As mentioned above, DPHCC, especially the type of CK19 positive expression, has higher invasiveness, risk of metastasis and recurrence. Therefore, if the diagnosis of DPHCC can be predicted according to preoperative examination, it may provide important basis for clinical individualized treatment. However, at present, the diagnosis of DPHCC mainly depends on the pathological and immunohistochemical results after surgery27. Compared with the clinical features of typical HCC, there is no evidence that there are significant differences in nationality and sex, obesity, cirrhosis, HBV or HCV infection history among DPHCC, but there are significant differences in tumor size, AFP and CA199 expression reported in the previous study26,33. This study also observed a similar result, which among the 97 HCC cases with BCLC stage A included in this study, the age, tumor size and AFP expression of patients were significantly correlated with the expression of CK19. In addition, enhanced CT is an important tool for the clinical diagnosis of HCC. Study by Chung et al. showed that the frequency, recurrence rate and mortality of CK19 expression in HCC with poor blood supply on enhanced CT sequence images were significantly higher than those of HCC with rich blood supply32. However, this study only observed a significant difference between the TLR value and CK19 expression in the portal vein phase, while no significant difference was found in the overall enhancement characteristics of the three phases and the RFS of HCC.
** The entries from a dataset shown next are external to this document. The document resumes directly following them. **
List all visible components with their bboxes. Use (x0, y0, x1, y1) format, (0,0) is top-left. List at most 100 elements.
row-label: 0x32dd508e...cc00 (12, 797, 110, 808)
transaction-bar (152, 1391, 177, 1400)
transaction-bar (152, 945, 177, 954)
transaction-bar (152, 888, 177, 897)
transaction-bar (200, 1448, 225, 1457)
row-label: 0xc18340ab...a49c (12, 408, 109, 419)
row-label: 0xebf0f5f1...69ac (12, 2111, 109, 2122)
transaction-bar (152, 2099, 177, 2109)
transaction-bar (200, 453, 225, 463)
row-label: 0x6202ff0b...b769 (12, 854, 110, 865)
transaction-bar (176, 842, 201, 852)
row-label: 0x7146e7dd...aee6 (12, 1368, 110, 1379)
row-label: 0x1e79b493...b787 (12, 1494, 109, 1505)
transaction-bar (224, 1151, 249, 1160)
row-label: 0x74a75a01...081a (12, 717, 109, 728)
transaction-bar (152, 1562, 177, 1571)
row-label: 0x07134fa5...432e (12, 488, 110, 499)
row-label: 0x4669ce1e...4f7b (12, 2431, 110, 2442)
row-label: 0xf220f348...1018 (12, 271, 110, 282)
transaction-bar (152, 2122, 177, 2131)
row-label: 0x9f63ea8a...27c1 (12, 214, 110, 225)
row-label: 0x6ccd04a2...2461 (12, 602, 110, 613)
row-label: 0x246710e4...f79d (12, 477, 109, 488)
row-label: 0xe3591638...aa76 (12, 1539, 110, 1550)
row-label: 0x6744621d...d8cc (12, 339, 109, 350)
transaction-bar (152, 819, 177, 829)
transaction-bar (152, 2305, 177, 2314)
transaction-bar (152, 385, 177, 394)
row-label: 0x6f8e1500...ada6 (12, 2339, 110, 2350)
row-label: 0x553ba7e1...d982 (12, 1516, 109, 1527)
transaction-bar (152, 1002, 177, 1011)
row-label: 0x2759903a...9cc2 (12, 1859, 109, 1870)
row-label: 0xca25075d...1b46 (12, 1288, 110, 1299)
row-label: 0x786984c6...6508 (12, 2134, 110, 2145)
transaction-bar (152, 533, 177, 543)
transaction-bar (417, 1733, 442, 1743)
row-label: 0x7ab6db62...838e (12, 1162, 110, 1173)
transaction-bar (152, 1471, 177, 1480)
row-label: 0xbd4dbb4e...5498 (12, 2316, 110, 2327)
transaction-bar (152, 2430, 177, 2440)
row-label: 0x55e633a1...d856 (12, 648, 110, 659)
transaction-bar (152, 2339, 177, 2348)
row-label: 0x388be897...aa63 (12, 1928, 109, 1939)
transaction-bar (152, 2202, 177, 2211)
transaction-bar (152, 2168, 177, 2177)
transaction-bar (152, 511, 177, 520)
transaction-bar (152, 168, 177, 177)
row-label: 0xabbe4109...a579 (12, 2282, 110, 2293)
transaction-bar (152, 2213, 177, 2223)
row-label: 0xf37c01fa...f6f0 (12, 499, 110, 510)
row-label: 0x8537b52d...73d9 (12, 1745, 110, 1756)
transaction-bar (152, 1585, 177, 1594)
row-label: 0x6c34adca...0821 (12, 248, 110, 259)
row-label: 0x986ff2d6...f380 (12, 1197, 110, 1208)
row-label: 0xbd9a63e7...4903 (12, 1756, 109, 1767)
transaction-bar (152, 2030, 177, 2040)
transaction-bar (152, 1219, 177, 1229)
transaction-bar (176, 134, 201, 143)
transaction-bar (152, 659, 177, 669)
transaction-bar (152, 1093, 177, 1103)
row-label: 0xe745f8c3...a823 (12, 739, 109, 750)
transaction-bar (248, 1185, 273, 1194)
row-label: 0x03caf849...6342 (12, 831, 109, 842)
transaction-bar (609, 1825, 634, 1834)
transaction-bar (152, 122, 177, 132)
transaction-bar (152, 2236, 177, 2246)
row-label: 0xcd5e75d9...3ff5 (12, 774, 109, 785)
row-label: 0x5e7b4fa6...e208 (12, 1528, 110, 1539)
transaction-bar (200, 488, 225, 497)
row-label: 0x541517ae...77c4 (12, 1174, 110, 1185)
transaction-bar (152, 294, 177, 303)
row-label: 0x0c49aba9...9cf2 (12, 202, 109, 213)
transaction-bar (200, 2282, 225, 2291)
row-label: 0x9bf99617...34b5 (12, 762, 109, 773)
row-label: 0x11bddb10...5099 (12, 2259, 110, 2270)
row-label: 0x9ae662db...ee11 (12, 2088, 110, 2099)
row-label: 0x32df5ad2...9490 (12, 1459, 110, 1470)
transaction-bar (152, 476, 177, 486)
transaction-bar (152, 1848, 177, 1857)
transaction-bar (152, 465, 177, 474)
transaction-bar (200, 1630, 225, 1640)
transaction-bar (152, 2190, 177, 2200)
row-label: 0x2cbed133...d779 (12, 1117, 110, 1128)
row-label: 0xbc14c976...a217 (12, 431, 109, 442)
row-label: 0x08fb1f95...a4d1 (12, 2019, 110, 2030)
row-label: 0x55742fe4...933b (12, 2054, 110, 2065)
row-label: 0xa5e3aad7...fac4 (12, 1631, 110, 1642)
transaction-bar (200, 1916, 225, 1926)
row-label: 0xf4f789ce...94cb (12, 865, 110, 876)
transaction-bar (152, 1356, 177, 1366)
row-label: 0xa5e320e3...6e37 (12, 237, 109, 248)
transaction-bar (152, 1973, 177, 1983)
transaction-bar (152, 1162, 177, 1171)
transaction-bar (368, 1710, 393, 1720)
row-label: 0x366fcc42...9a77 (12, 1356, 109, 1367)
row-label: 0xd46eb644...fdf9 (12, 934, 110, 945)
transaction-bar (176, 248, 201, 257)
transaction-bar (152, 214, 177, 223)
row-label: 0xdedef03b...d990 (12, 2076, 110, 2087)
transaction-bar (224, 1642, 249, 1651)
In addition, some limitations in this study need to be pointed out. Firstly, as a single-center study, the results should be confirmed by larger, multi-center studies. Additionally, our initial study design was primarily focused on observing RFS, hence the minimum follow-up duration was set at about 3 years and the maximum observation period at about 4 years. This duration may be insufficient for observing OS for BCLC stage A HCC. At the same time, the follow-up in this study had a certain rate of loss to follow-up, which may introduce some bias to the research results.

Conclusion

In summary, the results of this study suggest that CK19 expression may be associated with the enhancement feature of the portal vein phase CT image, and CK19 positive may suggest a worse RFS. However, replication of these findings in larger, multi-center studies is needed.